Thirdly, we found out that the shape order features did not contribute to the classification of any types of atherosclerotic plaques. Shape-based features represent the shape of the traced region of interest (ROI) and its geometric properties in terms of volume, sphericity, surface, and compacity [53]. Atherosclerotic plaques usually have complex irregular geometrical shapes [54]. Therefore, it may cause the shape order features most likely to become unrealistic to be used as one of the predictors in classifying the atherosclerotic plaques. Moreover, the composition and pattern of the atherosclerotic plaques that can characterize the type of plaques are much easier to be conveyed via the voxel intensities differences instead of the shape-based difference.

To the best of our knowledge, this is the first study to use TPOT as an AutoML approach to find the most appropriate pipeline for multi-class classification of atherosclerotic plaques of CCTA images.
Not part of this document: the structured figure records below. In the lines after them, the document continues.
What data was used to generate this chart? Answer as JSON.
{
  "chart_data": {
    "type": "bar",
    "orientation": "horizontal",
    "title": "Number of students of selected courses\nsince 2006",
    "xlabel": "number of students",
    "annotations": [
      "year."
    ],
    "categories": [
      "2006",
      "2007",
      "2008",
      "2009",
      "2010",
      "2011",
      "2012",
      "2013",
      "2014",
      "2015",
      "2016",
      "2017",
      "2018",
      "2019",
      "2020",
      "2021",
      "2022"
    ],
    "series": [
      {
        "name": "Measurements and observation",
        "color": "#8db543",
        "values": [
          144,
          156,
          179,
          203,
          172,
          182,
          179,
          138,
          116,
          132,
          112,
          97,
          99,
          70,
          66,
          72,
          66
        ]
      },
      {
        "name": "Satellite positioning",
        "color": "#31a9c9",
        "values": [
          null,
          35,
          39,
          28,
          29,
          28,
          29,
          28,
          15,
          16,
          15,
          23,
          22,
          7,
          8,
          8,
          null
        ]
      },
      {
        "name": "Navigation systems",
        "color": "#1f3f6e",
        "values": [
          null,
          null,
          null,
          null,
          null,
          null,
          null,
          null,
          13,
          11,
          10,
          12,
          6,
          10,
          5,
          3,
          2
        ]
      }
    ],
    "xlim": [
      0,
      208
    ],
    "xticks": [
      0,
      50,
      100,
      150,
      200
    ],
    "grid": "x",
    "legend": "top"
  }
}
This was different from a prior study conducted by Kolossváry et al. in 2017 that employed the CCTA radiomics to binary classify the napkin ring sign vs. the non-napkin ring sign [51]. Furthermore, the difference was observed from the subsequent study by Kolossváry in 2019 that constructed a sum of eight radiomic-based ML models using different algorithms and finally selected the least angle regression model among the other 7 models due to its best result on the training set [55]. This model was then applied to the validation set for performance evaluation and comparison with conventional and histogram based CCTA analysis in differentiating between early and advanced atherosclerotic lesions. Therefore, there were two main contributions from our study. Firstly, radiomic features (first order, second order, and shape order features) extracted from the segmented coronary artery region were able to provide useful quantitative information for multi-class classification of the atherosclerotic plaques. Second, the process of classifying atherosclerotic plaques was totally automated using the TPOT method, which has been suggested as the best pipeline for model creation and subsequent clinical application.

Despite this, our research had a few drawbacks. To begin, CCTA imaging data were gathered from a single institution by following that institution’s imaging methodology. Several investigations have shown that CT scanner variability, reconstruction settings, and segmentation approaches all affect CT attenuation values, which in turn alter radiomic characteristics [56,57,58,59]. Secondly, the dataset was slightly imbalanced among each class of plaques. Therefore, ensuring a balanced dataset is strongly considered for study design in future CCTA image-based radiomics studies. In addition, sharing of imaging data across multiple centres with variety of classification model generated by other AutoML methods is recommended for simulation purposes. Other than that, with the latest trending of deep learning techniques [60] in this radiomics study, this research also promising for a better result in the next future.

5. Conclusions

Overall, our research showed that TPOT can suggest and adjust the best pipeline for each dataset when developing a machine learning model that can classify atherosclerotic plaques. Furthermore, we found out that the first order radiomic features contributed the most in differentiating the normal coronary arteries from arteries with atherosclerotic plaque, as well as in classifying the calcified and mixed plaques. Second order features were shown as a potential predictor in diagnosing the non-calcified plaques which have a high vulnerability to rupture. Besides that, we also showed that shape order features did not contribute to the classification of atherosclerotic plaques. Therefore, it is obvious that the characterization of atherosclerotic plaque must go beyond visual assessing the plaque and CCTA radiomics provides numerous quantitative information that enhances our current diagnostic and classification capabilities.